Zajj Daugherty, Dartmouth College
Title: The quasi-partition algebra
Abstract: Several diagram algebras (like the group algebra of the symmetric group) arise via studying endomorphisms of tensor spaces that commute with other familiar groups or algebras (like the general linear group). The commutator relationships provide amazing tools for transferring representation theoretic information back and forth, and reveal beautiful combinatorial structure. In this talk, I will define the quasi-partition algebra, which arises as a centralizer algebra for the symmetric group. We will see how to recognize this algebra as a diagram algebra and explore some of its representation theory.
Erica Flapan, Pomona College
Title: Intrinsic properties of graphs embedded in R3
Abstract: Knot theory is the study of the topology of embeddings of simple closed curves in R3. A natural extension of knot theory is the study of the topology of embeddings of graphs in R3. However, in contrast with knots, the structure of a graph can be complex, and this can affect all of its embeddings. If every embedding of a graph has a particular property, then we say that property is intrinsic to the graph. For example, a graph is said to be intrinsically knotted if every embedding of the graph in R3 contains a knot. In this talk we will discuss intrinsic knotting and other intrinsic properties of graphs.
Jack Graver, Syracuse University
Title: When does a curve bound a distorted disk?
Abstract: Consider a local homeomorphism from the unit circle into R2. Can it be extended to a local homeomorphism of the unit disk? If so, is the extension unique up to homotopy? If the image curve has no self-intersections the answer is yes to both questions. If the image curve has self-intersections then we may interpret the curve as a plane graph. Surprisingly the answers to these questions are uniquely determined by the structure of this graph.
Christino Tamon, Clarkson University
Title: Perfect State Transfer on Graphs
Abstract: Imagine one (or more) quantum particle walking on a finite graph. We describe why this is a natural generalization of classical random walk on graphs, why it might even be relevant to quantum computation, and why it is mathematically fun to explore.

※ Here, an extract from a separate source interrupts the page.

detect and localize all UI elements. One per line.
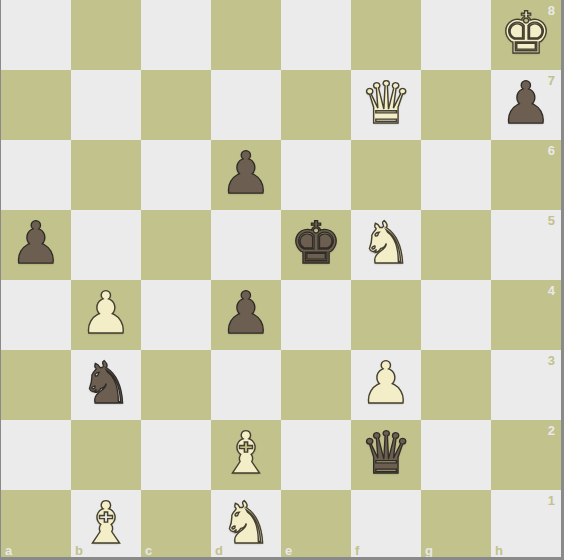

Although quantum analogues of classical notions such as mixing and hitting times are known, our focus will be on a notion called perfect state transfer in quantum walk on graphs.
We discuss recent results on perfect state transfer especially in relation to many-particle quantum walk, graph quotients, and equitable partitions.

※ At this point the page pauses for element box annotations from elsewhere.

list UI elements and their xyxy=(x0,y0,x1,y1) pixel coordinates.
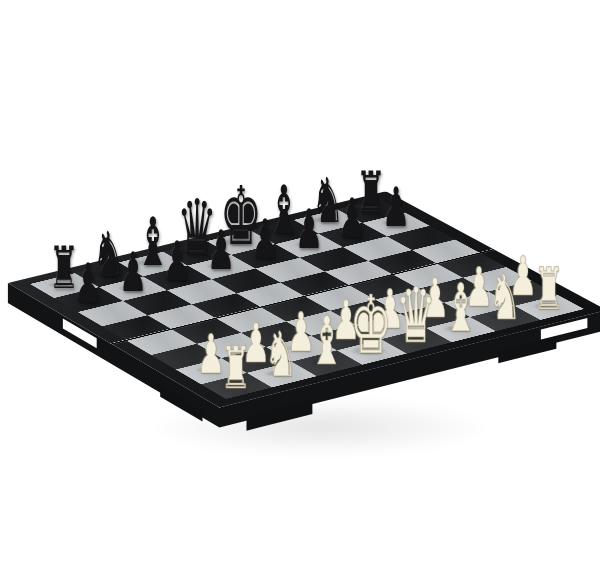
chess-board xyxy=(30,199,584,399)
board-squares xyxy=(30,199,584,399)
board-ground-shadow xyxy=(150,398,490,456)
chess-set-photo: ♜♞♝♛♚♝♞♜♟♟♟♟♟♟♟♟♟♟♟♟♟♟♟♟♜♞♝♚♛♝♞♜ xyxy=(0,0,600,587)
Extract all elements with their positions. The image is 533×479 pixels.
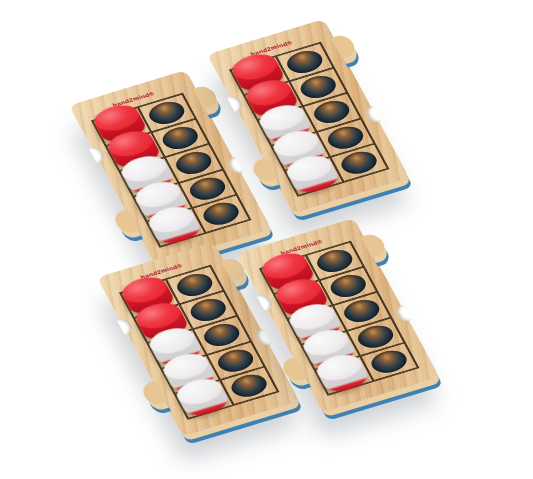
interlock-notch-right: [225, 157, 243, 175]
interlock-notch-left: [227, 94, 245, 112]
interlock-notch-right: [253, 329, 271, 347]
interlock-notch-left: [89, 145, 107, 163]
product-photo-canvas: hand2mind® hand2mind® hand2mind®: [0, 0, 533, 479]
interlock-tab-right: [193, 84, 221, 110]
interlock-notch-right: [393, 305, 411, 323]
counter-layer: [91, 93, 251, 248]
counter-layer: [229, 42, 389, 197]
ten-frame-grid: [229, 42, 389, 197]
interlock-tab-left: [249, 158, 277, 184]
interlock-notch-left: [257, 293, 275, 311]
interlock-tab-right: [361, 232, 389, 258]
interlock-notch-left: [117, 317, 135, 335]
ten-frame-grid: [91, 93, 251, 248]
interlock-tab-left: [111, 209, 139, 235]
interlock-tab-right: [331, 33, 359, 59]
interlock-notch-right: [363, 106, 381, 124]
interlock-tab-left: [139, 381, 167, 407]
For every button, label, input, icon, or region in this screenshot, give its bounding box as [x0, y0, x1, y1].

Santosh Vempala, Georgia Institute of Technology
Title: On the Complexity of Detecting Planted Cliques and other Latent Structures
Abstract: Detecting a large clique (or a dense subgraph) in a graph is well-studied problem, known to be NP-complete even to approximate. A seemingly more tractable scenario is when the base graph is random and a large clique is "planted". The best-known algorithms for this setting can detect cliques of size roughly square-root of the number of vertices in polynomial time, and need superpolynomial time to find smaller planted cliques. Is this inherent?
We find that the answer is yes, at least for a large class of algorithms that one might call "statistical" algorithms. Such algorithms are ubiquitous and well-motivated, e.g., the analysis of large data sets is often based on algorithms that attempt to infer properties or discover structure by evaluating functions on part of the data. What are the limits of such statistical algorithms? To understand this, we consider a broad framework for problems and algorithms over distributions. This definition captures natural algorithms of interest in theory and in practice, e.g., moments-based methods, local search, standard iterative methods for optimization, MCMC etc.
Using this framework, we obtain unconditional lower bounds on the complexity of statistical algorithms for some well-known problems over distributions. These include superpolynomial lower bounds for finding a direction that maximizes the third moment, and for detecting planted cliques (or planted dense subgraphs); the latter nearly matches the current best upper bounds.